Se come cattolici riconosceremo la decisiva importanza di un ascolto comune della Parola e di un banchetto comunitario come vertice della messa, allora avremo predisposto il “luogo dinamico” nel quale procedere con discernimento ad un accompagnamento per la integrazione. I sacramenti non sono il “semplice sigillo statico” di una avvenuta conversione, ma il luogo dinamico di elaborazione di un’esperienza filiale e fraterna della esistenza, in Cristo.

È allora ben evidente la profonda unità del disegno di papa Francesco: per integrare le forme della “irregolarità” occorre profondamente ripensare la “regola cattolica” e il “sentire cattolico”, in relazione alla ricchezza della propria tradizione e in aperto rapporto con le altre tradizioni cristiane. Per “capovolgere la domanda” sui divorziati risposati – facendo eco alla brillante intuizione del card. Martini quando suggeriva che non si tratta di chiedersi se dare o meno la comunione ai divorziati risposati, ma piuttosto se possiamo far mancare l’aiuto dei sacramenti proprio a coloro che ne hanno più bisogno – papa Francesco propone una “conversione” che riguarda l’intera pastorale, anche al di qua e al di là della famiglia.

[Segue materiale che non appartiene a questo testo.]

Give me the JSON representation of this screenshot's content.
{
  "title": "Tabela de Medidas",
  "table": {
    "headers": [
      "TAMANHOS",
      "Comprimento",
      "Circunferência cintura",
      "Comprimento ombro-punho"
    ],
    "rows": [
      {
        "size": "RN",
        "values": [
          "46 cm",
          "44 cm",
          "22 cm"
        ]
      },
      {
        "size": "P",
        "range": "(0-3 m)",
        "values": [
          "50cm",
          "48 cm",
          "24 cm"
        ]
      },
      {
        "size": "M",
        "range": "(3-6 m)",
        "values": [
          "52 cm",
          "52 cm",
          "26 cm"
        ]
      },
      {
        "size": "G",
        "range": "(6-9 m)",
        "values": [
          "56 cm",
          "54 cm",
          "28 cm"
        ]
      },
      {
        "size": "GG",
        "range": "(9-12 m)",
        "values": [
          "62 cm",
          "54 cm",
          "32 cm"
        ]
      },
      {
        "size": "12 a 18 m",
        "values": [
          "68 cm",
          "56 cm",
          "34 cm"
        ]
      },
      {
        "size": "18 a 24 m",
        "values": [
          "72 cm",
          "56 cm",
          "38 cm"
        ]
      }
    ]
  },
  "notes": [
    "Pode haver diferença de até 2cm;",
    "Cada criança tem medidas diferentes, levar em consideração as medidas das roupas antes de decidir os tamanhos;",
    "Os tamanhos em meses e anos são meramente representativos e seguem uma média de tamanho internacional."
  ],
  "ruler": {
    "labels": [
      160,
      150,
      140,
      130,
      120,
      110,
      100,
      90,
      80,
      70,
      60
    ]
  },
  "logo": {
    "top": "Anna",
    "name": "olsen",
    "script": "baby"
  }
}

Il profilo morale e sacramentale dei soggetti dipende dunque da un rinnovamento ecclesiologico ed ecumenico, ministeriale e spirituale. Un grande disegno si nasconde nella piccola nota 351, quando addita la riscoperta dei sacramenti non solo come “premio per i perfetti”, ma come “generoso rimedio e alimento per i deboli”. Esso corrisponde pienamente alla intenzione portante di tutto la esortazione. I pochi detrattori di Francesco devono rassegnarsi a studiare bene anche le note, se non vogliono “persistere ostinatamente” nel peccato grave della incomprensione.